The "crazy expensive" part of health care is the long-term chronic conditions: they require a lot of care/tweaking/services over a long period of time. The lifetime costs of treating a diabetic exceeds the lifetime costs of the one-off hip replacement or hip fracture.

I dunno how Trump will create downward pressure on drugs without regulating prices on patented drugs or discouraging/defunding cost-ineffective interventions. That's how most other countries do it, but it seems incompatible with his philosophy.




Perhaps that's the part we really need to fix. I mean at least at the low end of the wealth spectrum it shouldn't cost like three hundred dollars to go to a doctor to prescribe a $10/mo drug. Heart disease is one of the leading causes of death, and it sounds to me like we could get a lot of bang for the buck, statistically speaking, by deregulating this and making prescribing blood pressure meds a "grocery store doctor" thing that doesn't cost much at all. As far as I can tell, the selection of drugs is really narrow for most people. I do agree it's tragic if someone who could be taking care of their hypertension can't do so just because doctors cost so much. I havent heard much about people dying due to lacking access to insulin, though, which leads me to conclude that it can be obtained even by those who don't have the means to pay the full price.

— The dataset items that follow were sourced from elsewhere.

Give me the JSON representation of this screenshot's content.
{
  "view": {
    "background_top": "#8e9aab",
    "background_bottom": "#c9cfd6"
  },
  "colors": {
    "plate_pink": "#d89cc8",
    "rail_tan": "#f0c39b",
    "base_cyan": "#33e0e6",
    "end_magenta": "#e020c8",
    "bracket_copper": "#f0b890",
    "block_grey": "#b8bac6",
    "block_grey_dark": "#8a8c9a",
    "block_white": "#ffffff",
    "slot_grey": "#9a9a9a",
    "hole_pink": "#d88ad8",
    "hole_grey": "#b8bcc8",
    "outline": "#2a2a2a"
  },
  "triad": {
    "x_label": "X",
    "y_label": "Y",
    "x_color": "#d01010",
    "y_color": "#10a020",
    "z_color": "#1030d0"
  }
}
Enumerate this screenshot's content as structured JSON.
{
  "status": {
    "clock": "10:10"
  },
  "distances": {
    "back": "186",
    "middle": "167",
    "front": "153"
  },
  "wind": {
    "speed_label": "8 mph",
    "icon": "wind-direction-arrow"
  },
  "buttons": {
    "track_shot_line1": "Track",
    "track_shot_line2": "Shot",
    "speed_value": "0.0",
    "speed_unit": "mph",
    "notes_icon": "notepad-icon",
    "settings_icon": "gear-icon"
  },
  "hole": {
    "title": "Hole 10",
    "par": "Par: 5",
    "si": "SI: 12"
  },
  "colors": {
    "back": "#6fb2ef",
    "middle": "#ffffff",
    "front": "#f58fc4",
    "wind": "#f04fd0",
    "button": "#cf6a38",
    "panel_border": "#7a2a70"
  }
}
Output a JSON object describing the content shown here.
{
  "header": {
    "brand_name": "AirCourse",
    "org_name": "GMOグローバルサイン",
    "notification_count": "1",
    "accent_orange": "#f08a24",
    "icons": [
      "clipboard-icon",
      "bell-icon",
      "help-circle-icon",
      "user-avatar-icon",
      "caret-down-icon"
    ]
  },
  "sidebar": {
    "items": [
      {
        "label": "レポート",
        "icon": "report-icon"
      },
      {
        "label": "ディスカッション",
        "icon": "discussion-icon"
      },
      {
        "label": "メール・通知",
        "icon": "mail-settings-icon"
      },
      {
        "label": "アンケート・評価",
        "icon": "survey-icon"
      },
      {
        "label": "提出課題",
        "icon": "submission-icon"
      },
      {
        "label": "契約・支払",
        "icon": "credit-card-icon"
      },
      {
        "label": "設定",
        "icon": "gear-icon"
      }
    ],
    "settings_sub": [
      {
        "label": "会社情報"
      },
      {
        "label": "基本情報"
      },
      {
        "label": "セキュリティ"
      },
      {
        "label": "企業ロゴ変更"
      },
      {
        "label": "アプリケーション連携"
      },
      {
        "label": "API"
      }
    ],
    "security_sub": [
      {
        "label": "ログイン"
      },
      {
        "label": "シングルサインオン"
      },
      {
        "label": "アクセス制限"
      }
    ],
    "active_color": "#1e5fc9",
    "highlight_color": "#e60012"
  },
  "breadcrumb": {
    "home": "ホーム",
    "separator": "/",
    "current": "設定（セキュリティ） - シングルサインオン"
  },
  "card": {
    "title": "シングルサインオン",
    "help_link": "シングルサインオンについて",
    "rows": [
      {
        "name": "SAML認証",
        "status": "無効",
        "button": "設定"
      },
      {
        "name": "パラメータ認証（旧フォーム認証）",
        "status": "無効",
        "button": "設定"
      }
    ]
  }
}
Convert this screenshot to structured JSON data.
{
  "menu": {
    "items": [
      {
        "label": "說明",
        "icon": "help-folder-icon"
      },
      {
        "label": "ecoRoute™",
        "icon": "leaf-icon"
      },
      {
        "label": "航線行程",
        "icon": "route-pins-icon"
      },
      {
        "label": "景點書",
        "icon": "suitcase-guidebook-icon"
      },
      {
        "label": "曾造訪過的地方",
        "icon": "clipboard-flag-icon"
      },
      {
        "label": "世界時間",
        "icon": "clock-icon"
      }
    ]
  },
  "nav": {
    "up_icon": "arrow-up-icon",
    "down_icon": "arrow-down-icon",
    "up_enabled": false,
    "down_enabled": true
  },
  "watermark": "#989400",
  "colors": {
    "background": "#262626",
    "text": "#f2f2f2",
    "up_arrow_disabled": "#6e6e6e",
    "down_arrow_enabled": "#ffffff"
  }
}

30.3 million people in the US have diabetes. Not all of them need insulin, but even those that do are millions of people, and lots of them are poor. It'd be a major cause of death if they couldn't get insulin. This means they are getting it somehow.


Most Type1 insulin-dependent diabetics start young, so it’s in the manufacturer’s interest to get you on their insulin for free in hopes that you get coverage later in life.

For type 2 diabetics, most are in or will be covered by Part D, so the manufacturers do the same thing.

But for a one-off treatment for those the middle aged, like the new HepC treatments, manufacturers don’t have the same incentives.